I am also a firm believer that this game is what made Canada a flag-bearing country. I felt such immense pride to be a part of this country after that game, words do not even begin to describe the feeling of elation that I and so many others felt when that red light went off. I couldn’t sing our national anthem any louder if I had tried during the medal ceremony.

Marie-Philip Poulin gives Canada gold in Sochi

I know, I know. Another Canada vs USA hockey game – very original.

This game was insane; no other way to describe it. It was the second time the Canadians faced off against the Americans in this tournament and hoo-boy the sequel did not disappoint.

Heading into the third period, the US held a 1-0 lead and would extend that lead very early in that same period. It looked like it would take a miracle to beat Jessie Vetter, the American goaltender, at that point with the way she looked throughout the game.

Hockey is a game of hard work and skill, obviously, but sometimes you need a bounce to go your way.

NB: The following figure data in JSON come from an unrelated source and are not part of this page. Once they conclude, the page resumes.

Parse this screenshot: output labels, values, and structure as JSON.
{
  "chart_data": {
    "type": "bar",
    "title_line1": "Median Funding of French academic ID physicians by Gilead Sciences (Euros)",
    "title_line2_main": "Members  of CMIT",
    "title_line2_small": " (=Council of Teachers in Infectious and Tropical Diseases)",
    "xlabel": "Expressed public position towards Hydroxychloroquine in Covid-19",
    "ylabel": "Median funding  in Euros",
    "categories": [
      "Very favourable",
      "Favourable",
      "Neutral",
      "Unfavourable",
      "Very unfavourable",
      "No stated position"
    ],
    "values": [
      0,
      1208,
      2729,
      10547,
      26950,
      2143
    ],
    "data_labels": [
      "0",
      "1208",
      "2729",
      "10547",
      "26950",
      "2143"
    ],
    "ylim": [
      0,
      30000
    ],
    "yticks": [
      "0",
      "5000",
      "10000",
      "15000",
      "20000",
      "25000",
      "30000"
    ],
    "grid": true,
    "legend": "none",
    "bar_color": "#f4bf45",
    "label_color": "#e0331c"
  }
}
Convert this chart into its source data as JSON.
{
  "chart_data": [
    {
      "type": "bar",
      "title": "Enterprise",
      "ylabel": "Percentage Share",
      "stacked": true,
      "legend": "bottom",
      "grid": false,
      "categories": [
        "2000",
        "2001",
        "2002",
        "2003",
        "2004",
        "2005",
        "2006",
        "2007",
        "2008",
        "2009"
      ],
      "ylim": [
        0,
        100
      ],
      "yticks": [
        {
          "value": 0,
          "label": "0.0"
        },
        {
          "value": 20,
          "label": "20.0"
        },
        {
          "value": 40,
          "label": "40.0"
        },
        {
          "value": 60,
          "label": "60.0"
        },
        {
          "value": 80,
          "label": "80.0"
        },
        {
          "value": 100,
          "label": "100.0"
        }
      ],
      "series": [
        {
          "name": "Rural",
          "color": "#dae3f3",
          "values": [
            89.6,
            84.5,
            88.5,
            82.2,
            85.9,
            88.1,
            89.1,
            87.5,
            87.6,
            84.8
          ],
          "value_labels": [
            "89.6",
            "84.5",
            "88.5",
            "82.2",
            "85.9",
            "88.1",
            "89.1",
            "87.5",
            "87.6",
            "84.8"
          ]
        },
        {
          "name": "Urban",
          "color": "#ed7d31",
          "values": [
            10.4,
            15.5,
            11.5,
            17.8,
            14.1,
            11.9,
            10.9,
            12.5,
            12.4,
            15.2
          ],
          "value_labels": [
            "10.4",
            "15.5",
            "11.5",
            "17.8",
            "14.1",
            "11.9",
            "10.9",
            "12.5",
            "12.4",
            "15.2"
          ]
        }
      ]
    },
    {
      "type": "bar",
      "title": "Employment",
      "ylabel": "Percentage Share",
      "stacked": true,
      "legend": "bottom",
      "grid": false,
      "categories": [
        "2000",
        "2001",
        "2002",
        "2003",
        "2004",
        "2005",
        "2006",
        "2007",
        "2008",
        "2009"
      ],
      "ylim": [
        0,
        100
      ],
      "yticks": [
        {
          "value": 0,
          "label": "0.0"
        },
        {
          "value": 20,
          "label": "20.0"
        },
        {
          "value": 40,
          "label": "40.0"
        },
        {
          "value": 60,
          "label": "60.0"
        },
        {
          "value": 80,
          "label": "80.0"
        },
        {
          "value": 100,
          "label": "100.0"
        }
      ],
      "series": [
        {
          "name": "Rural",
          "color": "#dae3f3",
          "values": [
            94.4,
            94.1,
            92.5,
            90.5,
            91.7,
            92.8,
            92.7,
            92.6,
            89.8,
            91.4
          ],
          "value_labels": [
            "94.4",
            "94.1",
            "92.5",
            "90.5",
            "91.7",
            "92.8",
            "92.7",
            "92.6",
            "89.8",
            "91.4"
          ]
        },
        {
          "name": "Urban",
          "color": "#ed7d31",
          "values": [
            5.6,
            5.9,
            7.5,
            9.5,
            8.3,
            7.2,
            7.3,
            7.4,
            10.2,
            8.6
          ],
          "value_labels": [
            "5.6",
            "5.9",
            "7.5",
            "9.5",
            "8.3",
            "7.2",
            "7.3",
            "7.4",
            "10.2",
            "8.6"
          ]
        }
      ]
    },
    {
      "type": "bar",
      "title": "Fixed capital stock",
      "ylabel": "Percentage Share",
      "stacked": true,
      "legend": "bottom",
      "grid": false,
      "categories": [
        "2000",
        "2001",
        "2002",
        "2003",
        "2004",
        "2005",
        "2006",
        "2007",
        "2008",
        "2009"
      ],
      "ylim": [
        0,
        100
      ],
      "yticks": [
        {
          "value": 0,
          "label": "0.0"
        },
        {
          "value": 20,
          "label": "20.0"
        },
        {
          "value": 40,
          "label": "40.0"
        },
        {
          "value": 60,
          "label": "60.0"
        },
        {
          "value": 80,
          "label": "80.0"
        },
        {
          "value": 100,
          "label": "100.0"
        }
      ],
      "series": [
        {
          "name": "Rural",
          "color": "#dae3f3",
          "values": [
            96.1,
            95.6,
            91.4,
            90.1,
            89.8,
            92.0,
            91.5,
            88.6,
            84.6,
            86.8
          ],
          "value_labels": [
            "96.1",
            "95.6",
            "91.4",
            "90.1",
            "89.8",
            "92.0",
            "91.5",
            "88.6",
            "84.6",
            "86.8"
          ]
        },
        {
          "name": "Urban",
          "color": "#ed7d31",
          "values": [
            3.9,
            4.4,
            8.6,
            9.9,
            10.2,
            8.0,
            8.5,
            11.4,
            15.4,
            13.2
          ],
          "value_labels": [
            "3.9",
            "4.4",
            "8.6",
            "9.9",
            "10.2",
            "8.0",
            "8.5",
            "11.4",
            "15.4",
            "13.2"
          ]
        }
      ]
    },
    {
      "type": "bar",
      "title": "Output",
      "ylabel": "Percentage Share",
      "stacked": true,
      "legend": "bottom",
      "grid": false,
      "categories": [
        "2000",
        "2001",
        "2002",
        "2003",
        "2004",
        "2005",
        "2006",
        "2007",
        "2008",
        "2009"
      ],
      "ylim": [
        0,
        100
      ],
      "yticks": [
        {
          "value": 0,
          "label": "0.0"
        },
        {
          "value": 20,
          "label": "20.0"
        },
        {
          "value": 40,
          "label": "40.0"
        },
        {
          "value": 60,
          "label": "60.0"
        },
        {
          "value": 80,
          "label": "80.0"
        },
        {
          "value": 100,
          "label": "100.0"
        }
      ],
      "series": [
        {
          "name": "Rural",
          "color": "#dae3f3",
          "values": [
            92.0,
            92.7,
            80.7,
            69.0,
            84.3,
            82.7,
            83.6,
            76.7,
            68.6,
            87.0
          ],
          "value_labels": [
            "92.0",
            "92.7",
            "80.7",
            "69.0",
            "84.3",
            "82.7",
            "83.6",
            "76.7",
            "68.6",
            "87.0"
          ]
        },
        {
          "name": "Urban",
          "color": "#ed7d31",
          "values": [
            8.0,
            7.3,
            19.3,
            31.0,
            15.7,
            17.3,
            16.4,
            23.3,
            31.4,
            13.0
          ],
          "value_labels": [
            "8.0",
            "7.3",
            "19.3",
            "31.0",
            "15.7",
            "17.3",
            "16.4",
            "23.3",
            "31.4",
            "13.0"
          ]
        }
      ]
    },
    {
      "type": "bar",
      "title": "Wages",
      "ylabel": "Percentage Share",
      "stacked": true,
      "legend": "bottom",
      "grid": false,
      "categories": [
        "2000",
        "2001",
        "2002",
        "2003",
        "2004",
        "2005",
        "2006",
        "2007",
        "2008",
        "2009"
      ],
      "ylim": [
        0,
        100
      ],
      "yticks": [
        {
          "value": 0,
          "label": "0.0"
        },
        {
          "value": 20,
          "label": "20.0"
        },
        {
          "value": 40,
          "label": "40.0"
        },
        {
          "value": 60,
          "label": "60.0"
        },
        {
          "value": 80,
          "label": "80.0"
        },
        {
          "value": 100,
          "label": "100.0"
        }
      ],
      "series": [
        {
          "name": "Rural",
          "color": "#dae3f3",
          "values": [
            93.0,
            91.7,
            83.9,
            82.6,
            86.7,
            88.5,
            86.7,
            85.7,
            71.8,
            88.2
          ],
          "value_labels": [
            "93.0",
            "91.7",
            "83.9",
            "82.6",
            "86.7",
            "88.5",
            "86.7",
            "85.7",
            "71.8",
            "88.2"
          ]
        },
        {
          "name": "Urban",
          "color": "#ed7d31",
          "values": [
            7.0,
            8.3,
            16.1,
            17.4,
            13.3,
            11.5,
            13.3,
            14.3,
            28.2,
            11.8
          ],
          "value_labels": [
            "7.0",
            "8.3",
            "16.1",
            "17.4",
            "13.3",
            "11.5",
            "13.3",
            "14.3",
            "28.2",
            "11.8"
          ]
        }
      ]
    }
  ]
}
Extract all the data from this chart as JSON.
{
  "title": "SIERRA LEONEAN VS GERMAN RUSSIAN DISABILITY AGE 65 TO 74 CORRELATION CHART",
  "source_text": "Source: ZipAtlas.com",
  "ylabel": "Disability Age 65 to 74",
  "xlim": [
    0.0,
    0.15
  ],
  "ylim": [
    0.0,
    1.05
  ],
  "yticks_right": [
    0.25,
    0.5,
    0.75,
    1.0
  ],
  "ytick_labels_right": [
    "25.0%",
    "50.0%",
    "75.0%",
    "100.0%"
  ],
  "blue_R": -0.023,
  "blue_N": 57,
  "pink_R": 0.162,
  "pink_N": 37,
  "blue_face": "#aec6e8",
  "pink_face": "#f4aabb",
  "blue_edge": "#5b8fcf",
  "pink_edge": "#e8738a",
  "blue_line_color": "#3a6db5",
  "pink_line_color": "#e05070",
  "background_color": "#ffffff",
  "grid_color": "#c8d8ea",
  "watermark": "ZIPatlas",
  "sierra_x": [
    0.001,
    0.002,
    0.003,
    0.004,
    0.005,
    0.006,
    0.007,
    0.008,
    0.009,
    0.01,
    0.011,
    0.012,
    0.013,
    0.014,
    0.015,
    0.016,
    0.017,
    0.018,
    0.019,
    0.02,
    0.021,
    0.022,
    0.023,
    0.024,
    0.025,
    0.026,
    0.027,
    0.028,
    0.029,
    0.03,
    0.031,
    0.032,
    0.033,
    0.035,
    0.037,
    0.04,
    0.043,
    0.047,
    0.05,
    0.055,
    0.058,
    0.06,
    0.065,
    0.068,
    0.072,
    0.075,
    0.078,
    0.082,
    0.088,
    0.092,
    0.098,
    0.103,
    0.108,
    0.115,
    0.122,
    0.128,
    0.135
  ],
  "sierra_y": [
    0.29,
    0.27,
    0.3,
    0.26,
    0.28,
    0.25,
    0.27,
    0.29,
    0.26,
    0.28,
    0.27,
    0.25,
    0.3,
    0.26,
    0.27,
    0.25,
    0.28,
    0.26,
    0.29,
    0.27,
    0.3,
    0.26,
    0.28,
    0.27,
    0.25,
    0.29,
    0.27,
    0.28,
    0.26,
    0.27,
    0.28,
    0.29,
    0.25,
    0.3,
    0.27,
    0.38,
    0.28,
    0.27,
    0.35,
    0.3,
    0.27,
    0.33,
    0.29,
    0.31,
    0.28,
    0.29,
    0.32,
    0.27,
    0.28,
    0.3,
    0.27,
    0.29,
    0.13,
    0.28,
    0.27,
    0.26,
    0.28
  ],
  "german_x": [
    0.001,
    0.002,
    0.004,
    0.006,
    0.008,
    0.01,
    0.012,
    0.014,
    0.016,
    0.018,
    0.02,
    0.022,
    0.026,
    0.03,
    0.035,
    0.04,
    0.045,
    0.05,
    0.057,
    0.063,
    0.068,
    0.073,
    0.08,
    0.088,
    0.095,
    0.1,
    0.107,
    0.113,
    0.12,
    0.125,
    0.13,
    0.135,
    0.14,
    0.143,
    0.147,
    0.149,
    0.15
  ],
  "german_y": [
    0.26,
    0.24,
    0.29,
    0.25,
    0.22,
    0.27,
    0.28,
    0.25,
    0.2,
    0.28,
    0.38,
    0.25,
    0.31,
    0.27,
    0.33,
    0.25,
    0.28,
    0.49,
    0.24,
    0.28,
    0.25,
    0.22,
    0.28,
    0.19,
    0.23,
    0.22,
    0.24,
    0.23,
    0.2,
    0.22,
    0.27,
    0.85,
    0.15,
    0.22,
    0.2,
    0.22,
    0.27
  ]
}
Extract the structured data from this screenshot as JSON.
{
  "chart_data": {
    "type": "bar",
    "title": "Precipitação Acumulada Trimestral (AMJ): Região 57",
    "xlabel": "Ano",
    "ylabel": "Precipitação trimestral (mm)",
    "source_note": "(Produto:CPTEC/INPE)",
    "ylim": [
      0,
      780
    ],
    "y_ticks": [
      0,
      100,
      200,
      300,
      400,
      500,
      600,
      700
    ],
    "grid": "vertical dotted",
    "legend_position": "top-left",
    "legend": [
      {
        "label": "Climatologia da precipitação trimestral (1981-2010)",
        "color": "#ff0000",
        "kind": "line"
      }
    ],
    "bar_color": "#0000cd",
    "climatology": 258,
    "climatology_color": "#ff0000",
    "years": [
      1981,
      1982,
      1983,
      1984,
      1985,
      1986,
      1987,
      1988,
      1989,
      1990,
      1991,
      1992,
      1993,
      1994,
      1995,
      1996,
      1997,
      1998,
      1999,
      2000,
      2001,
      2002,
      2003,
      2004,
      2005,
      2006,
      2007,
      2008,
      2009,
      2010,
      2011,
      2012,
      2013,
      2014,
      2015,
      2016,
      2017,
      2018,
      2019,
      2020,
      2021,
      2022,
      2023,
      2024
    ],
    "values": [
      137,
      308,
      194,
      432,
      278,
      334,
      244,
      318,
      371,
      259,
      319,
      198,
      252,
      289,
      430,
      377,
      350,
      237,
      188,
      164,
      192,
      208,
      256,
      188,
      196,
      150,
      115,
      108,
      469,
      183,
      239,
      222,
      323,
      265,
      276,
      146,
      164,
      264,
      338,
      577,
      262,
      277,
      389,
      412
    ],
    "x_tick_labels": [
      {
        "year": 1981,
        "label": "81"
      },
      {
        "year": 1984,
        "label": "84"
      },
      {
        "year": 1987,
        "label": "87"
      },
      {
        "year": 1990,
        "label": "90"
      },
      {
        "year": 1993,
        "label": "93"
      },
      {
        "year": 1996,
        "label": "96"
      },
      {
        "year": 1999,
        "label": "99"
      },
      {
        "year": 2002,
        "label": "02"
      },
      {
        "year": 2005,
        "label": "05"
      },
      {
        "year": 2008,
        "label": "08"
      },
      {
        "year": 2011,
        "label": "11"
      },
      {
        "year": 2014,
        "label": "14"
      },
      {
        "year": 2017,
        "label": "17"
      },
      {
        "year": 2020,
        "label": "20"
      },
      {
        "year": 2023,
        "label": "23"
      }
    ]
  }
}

The Canadians got one off the stick of Brianne Jenner when it fluttered into the back of the net with just over three minutes remaining in regulation.

While all of this was going down, I was in my grade 11 English class, half listening to my classmates’ public speeches. I remember telling my teacher Ms. Novek, that “it’s borderline treasonous to not let me watch this game.” After a relatively lengthy argument, she allowed me to watch the remainder of the game in the back of the class if I promised to not disrupt her class and the speeches any longer.

Oh boy was that a mistake.

Marie-Philip Poulin scored in the dying moments of the game, and I stood up and shouted “F*** YEAH!” right in the middle of one of the speeches. I was kicked out of that class and sent to the principal’s office quickly, but I didn’t really care. I booked it to the library where they had a TV to watch the rest of the game with the library staff and other students who were skipping class to watch.

Poulin scored and I jumped into the arms of a kid in grade nine that I had never spoken to before in celebration. That’s the beautiful thing about sports, but more specifically international competition; strangers immediately become friends as you cheer for your country together.

Luckily for me, the principal was a cool guy and didn’t care about me yelling obscenities in class and I got off scot-free.